The plane. How long have I been standing on the sidewalk outside the airport lost in thought? I have to set up my return flight. Now. Despite what I said to the cab driver, nobody really wants to camp out in the airport. They just don’t want to die in a cab, either.
And if I am not careful, maybe King will end up figuring where I am.
Do I want him to? Does part of me?
I take my place in line, ready to exchange my ticket. The other thing I realize is that I have to admit that I’m not even one hundred per cent certain what day of the week it is. How embarrassing. I don’t have luggage, leaving it at my musty hotel.
“Bonjour, ‘allo,” says a chic woman in a uniform, waving me over.
“Hi there. My name is Jordan Burke,” I say.

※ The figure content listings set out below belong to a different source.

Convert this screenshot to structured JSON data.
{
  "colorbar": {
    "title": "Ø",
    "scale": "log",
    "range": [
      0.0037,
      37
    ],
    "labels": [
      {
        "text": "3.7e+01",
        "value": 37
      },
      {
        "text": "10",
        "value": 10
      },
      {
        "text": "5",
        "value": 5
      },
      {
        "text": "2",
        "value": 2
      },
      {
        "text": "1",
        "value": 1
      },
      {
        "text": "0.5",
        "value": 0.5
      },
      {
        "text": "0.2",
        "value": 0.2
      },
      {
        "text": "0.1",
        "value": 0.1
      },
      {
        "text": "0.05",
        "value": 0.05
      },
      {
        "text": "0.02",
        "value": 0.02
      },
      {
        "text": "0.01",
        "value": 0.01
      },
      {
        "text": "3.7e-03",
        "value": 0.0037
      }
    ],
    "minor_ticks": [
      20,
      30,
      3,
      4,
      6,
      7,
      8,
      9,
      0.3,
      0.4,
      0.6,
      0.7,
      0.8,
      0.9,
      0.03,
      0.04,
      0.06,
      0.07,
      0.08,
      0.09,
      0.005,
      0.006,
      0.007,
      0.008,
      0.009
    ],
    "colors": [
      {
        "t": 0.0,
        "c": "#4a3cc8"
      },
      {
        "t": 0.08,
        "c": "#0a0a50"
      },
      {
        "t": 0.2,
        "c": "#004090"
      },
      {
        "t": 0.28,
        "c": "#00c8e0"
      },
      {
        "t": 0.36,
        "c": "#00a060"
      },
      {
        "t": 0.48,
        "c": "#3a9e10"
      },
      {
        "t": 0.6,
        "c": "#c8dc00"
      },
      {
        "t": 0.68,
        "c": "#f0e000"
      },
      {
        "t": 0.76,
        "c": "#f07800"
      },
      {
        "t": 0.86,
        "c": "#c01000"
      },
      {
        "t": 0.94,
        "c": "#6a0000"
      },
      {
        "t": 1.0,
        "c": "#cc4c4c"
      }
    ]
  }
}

“Are you checking in for a flight?” she asks, eyes on her computer screen. I nod, because maybe. “Your passport?”
I fish around in my bag, trying not to allow my hands to shake, trying not to let them be seen. “One moment,” I say. King hadn’t taken my ID, did he? I ran out so fast, I didn’t check. Stupid. But then my fingers close around it and I’m safe. I hand her the small, leathery book.
“Uh, what day is it?”
Her eyes narrow, almost imperceptibly. “It is Friday, Madame,” she says carefully, before returning to the computer. “When is your flight?”